La manipulation de prix modifie directement un total fourni par le client (mettre price à zéro, envoyer quantity -1) — corrigée en recalculant les totaux côté serveur depuis un catalogue de confiance. Le discount stacking envoie le bon code coupon avec la bonne identité utilisateur mais le réutilise plus de fois que prévu via des race conditions TOCTOU sur la table coupon — corrigé par des transactions atomiques et des clés d'idempotence.
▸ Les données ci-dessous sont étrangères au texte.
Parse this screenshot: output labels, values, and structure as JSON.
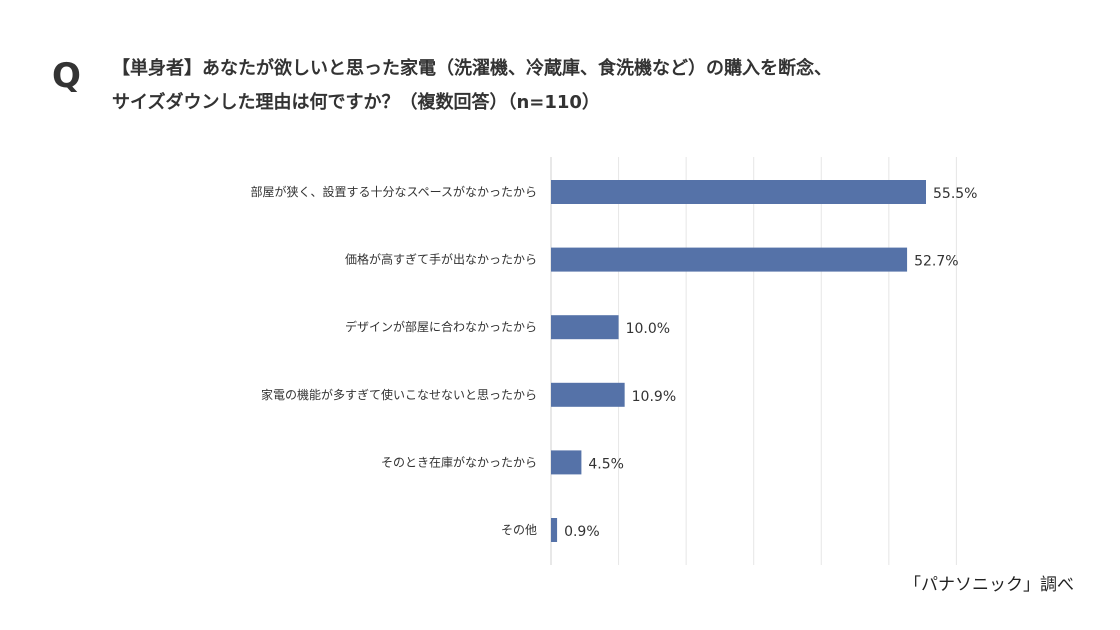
{
  "question_mark": "Q",
  "title_line1": "【単身者】あなたが欲しいと思った家電（洗濯機、冷蔵庫、食洗機など）の購入を断念、",
  "title_line2": "サイズダウンした理由は何ですか？（複数回答）（n=110）",
  "source": "「パナソニック」調べ",
  "chart_data": {
    "type": "bar",
    "orientation": "horizontal",
    "categories": [
      "部屋が狭く、設置する十分なスペースがなかったから",
      "価格が高すぎて手が出なかったから",
      "デザインが部屋に合わなかったから",
      "家電の機能が多すぎて使いこなせないと思ったから",
      "そのとき在庫がなかったから",
      "その他"
    ],
    "values": [
      55.5,
      52.7,
      10.0,
      10.9,
      4.5,
      0.9
    ],
    "data_labels": [
      "55.5%",
      "52.7%",
      "10.0%",
      "10.9%",
      "4.5%",
      "0.9%"
    ],
    "xlim": [
      0,
      60
    ],
    "grid": true,
    "grid_step": 10,
    "color": "#5572a8"
  }
}
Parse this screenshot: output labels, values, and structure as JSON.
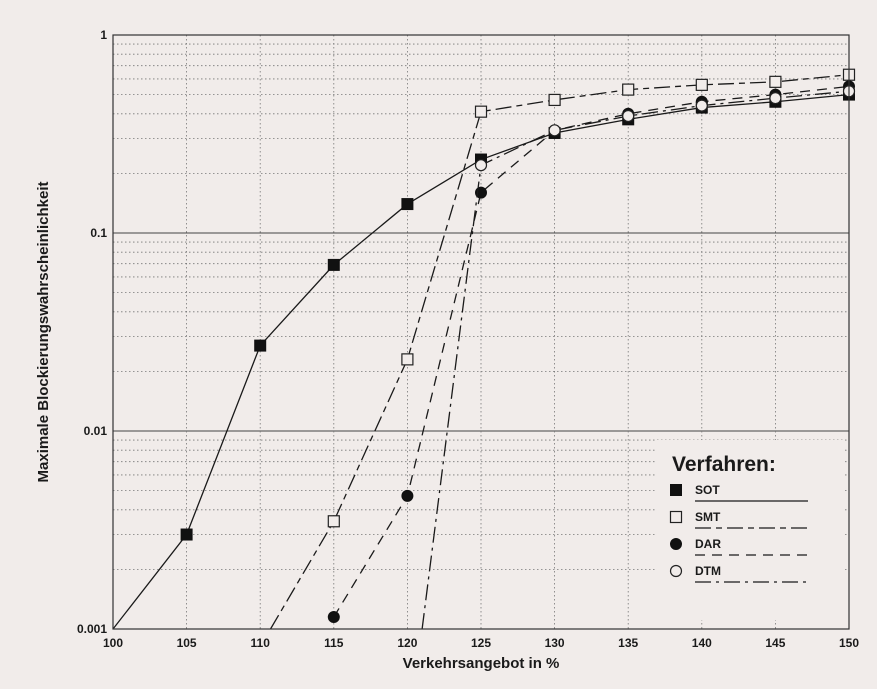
{
  "chart_data": {
    "type": "line",
    "title": "",
    "xlabel": "Verkehrsangebot in %",
    "ylabel": "Maximale Blockierungswahrscheinlichkeit",
    "xlim": [
      100,
      150
    ],
    "ylim": [
      0.001,
      1
    ],
    "y_scale": "log",
    "x_ticks": [
      "100",
      "105",
      "110",
      "115",
      "120",
      "125",
      "130",
      "135",
      "140",
      "145",
      "150"
    ],
    "y_ticks": [
      {
        "value": 1,
        "label": "1"
      },
      {
        "value": 0.1,
        "label": "0.1"
      },
      {
        "value": 0.01,
        "label": "0.01"
      },
      {
        "value": 0.001,
        "label": "0.001"
      }
    ],
    "grid": true,
    "legend": {
      "title": "Verfahren:",
      "position": "bottom-right"
    },
    "series": [
      {
        "name": "SOT",
        "marker": "filled-square",
        "dash": "solid",
        "x": [
          100,
          105,
          110,
          115,
          120,
          125,
          130,
          135,
          140,
          145,
          150
        ],
        "y": [
          0.001,
          0.003,
          0.027,
          0.069,
          0.14,
          0.235,
          0.32,
          0.375,
          0.43,
          0.46,
          0.5
        ]
      },
      {
        "name": "SMT",
        "marker": "open-square",
        "dash": "long-dash-short-dash",
        "x": [
          110.7,
          115,
          120,
          125,
          130,
          135,
          140,
          145,
          150
        ],
        "y": [
          0.001,
          0.0035,
          0.023,
          0.41,
          0.47,
          0.53,
          0.56,
          0.58,
          0.63
        ]
      },
      {
        "name": "DAR",
        "marker": "filled-circle",
        "dash": "dashed",
        "x": [
          115,
          120,
          125,
          130,
          135,
          140,
          145,
          150
        ],
        "y": [
          0.00115,
          0.0047,
          0.16,
          0.33,
          0.4,
          0.46,
          0.5,
          0.55
        ]
      },
      {
        "name": "DTM",
        "marker": "open-circle",
        "dash": "dash-dot",
        "x": [
          121,
          125,
          130,
          135,
          140,
          145,
          150
        ],
        "y": [
          0.001,
          0.22,
          0.33,
          0.39,
          0.44,
          0.48,
          0.52
        ]
      }
    ]
  }
}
Les deux coexistent souvent (appliquer une remise puis manipuler le prix), mais les contrôles sont distincts : la recomputation côté serveur ne protège pas contre les race conditions, et le verrouillage ne protège pas contre la substitution de valeur client.
Défense à cinq couches. (1) Recherche catalogue côté serveur : ne jamais accepter price du client ; toujours SELECT price FROM products WHERE id=? sur chaque action panier. (2) Pydantic avec extra='forbid' ou zod .strict() pour rejeter les champs inattendus. (3) Bornes de quantité : conint(ge=1, le=999) pour les articles, condecimal(gt=0) pour les montants. (4) Tokens panier signés HMAC pour que le contenu du panier ne puisse pas être édité entre affichage et checkout. (5) Utiliser des centimes entiers (DECIMAL(10,2) ou BIGINT) — jamais de floats IEEE 754 pour l'argent. Stripe et Shopify imposent les cinq.
Les scanners DAST génériques (ZAP, Burp Scanner, Nuclei, Acunetix) ne peuvent pas détecter de manière fiable la manipulation de prix car il n'y a pas de payload malveillant à matcher — la requête ressemble à un achat normal, juste avec un nombre différent. La détection nécessite de comprendre ce que devrait être un prix, ce qui implique de corréler la requête avec un catalogue produit et des fourchettes de prix connues. Les outils spécialisés en logique métier (Pynt, Escape BLST, StackHawk BLT lancé en décembre 2025) et la détection de logique métier de BreachVex tentent cette approche via comparaison à une baseline par produit et détection hors plage.
CVE-2025-56426 (Bagisto CMS v2.3.6, CVSS 6.5, Laravel/PHP) est le cas phare 2025 pour la manipulation de prix panier dans une stack e-commerce open-source majeure. Les CVE de manipulation de prix WordPress passent typiquement par les extensions WooCommerce et sont suivis par Patchstack plutôt que NVD. Les cas côté Shopify passent par le programme HackerOne privé avec des bounties entre 25 000 et 150 000 dollars pour un bypass complet du total checkout. CVE-2020-11007 (Shopizer Java Spring) couvre la variante quantité négative — étroitement liée mais techniquement un CWE différent.
La manipulation de prix est un sous-type spécifique de falsification de paramètres appliqué aux champs monétaires. La falsification de paramètres est la classe générale — modifier tout paramètre contrôlé par le client (user_id pour IDOR, role=admin pour escalade de privilèges, price=1 pour des commandes gratuites). La manipulation de prix se concentre sur le sous-ensemble à impact financier où le paramètre modifié détermine directement le coût de la transaction. Le WSTG OWASP couvre les deux sous WSTG-BUSL-05 et WSTG-INPV-04 respectivement. La défense pour la manipulation de prix est la recherche catalogue côté serveur ; la défense pour la falsification générale de paramètres est l'autorisation et la validation côté serveur.